Мы поговорили недолго и, попрощавшись, разошлись, держа путь к железной дороге, а Анатолий с Ладой пошел полями, забирая ближе к своему селу. Доходим до железнодорожного полотна. Вечереет, но часа полтора светлого времени у нас еще есть. Решаем перейти на другую сторону и пройтись там. Пересекая придорожную лесопосадку, замечаю охотника сидящего на поваленном дереве и, как мне показалось, снимающего шкуру с лисы. Но мы не стали к нему подходить, чтоб не терять время.
Припорошенная снегом стерня и узкая посадка слева тянутся вдаль. Мы отходим от железной дороги шагов на триста и идем, заворачивая правее, в сторону станции.

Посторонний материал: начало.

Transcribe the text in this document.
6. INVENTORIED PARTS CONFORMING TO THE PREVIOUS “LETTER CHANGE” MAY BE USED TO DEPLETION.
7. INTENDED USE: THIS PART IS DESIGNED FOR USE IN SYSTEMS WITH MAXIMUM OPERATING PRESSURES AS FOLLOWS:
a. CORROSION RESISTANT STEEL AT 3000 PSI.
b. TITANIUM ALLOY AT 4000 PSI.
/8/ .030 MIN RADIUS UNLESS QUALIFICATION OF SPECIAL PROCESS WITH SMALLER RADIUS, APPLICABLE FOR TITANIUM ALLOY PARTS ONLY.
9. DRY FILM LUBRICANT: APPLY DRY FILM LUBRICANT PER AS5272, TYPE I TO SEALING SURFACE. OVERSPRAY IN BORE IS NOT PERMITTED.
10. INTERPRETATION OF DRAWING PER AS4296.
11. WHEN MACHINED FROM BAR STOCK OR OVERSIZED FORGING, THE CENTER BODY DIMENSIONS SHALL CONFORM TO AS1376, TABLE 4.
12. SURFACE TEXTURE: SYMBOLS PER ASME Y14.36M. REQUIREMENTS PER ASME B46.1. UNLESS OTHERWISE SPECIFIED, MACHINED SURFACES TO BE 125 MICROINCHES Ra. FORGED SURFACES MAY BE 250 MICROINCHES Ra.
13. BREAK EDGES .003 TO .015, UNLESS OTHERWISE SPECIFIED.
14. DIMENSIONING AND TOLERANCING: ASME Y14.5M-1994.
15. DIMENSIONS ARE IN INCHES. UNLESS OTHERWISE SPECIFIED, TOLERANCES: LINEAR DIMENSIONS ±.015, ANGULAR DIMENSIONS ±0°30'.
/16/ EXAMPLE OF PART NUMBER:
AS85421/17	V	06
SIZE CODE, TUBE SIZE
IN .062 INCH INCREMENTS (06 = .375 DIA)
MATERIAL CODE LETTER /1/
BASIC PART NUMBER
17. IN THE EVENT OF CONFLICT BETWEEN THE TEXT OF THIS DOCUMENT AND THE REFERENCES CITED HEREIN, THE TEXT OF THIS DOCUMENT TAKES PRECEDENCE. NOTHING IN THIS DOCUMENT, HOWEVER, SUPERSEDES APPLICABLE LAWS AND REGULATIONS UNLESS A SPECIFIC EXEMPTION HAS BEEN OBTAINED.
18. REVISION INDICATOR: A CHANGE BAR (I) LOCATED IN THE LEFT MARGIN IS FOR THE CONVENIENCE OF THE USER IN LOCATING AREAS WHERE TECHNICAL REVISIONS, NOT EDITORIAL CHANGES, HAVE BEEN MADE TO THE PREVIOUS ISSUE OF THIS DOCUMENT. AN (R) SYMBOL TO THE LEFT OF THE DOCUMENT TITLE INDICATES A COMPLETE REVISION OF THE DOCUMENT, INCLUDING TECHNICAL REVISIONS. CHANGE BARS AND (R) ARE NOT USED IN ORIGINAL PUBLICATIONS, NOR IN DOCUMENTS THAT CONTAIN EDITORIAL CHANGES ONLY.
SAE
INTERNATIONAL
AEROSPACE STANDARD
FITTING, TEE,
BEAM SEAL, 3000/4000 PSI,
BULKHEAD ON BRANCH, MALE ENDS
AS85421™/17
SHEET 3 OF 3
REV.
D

Тускнеет свет, уходит зимний день. Провели мы его в полях с ружьями в руках, а до станции нужно пройти еще километра три. Ровной цепочкой протянулся одинокий лисий след. Впереди затемнело понижение с осоками и куртинами побуревшего камыша. Посредине белеет в нем замерзшая вода. Движемся вдоль этой мокряжины, ища место, где бы перейти и не провалиться в воду. Приходится делать длинный обход полем, пока болотина не кончается. За низиной пошла залежь с бурьянами. Вид многообещающий, но только мышиные и лисьи следы попадаются. Большая стая чечёток кормится на лебеде и слышны голоса щеглят. Отец машет мне рукой, показывая — пошли отсюда дальше, тут без толку. Поворачиваем. Выходим на участок заснеженного пырея. Идти легко, место ровное. До посадки у железной дороги остается менее ста шагов. Ничего уже не ожидая, машинально передвигаю уставшие ноги. Вдруг правее меня, по ходу, в шагах десяти вырывается заяц и мчит вправо, поворачивая к низине. Вскидываю ружье к плечу, целюсь по ушам, жму спуск. Гремит выстрел. Заяц вроде вильнул. Стреляю в угон вторым. Заяц продолжает бежать, достигает низины и скрывается в осоке.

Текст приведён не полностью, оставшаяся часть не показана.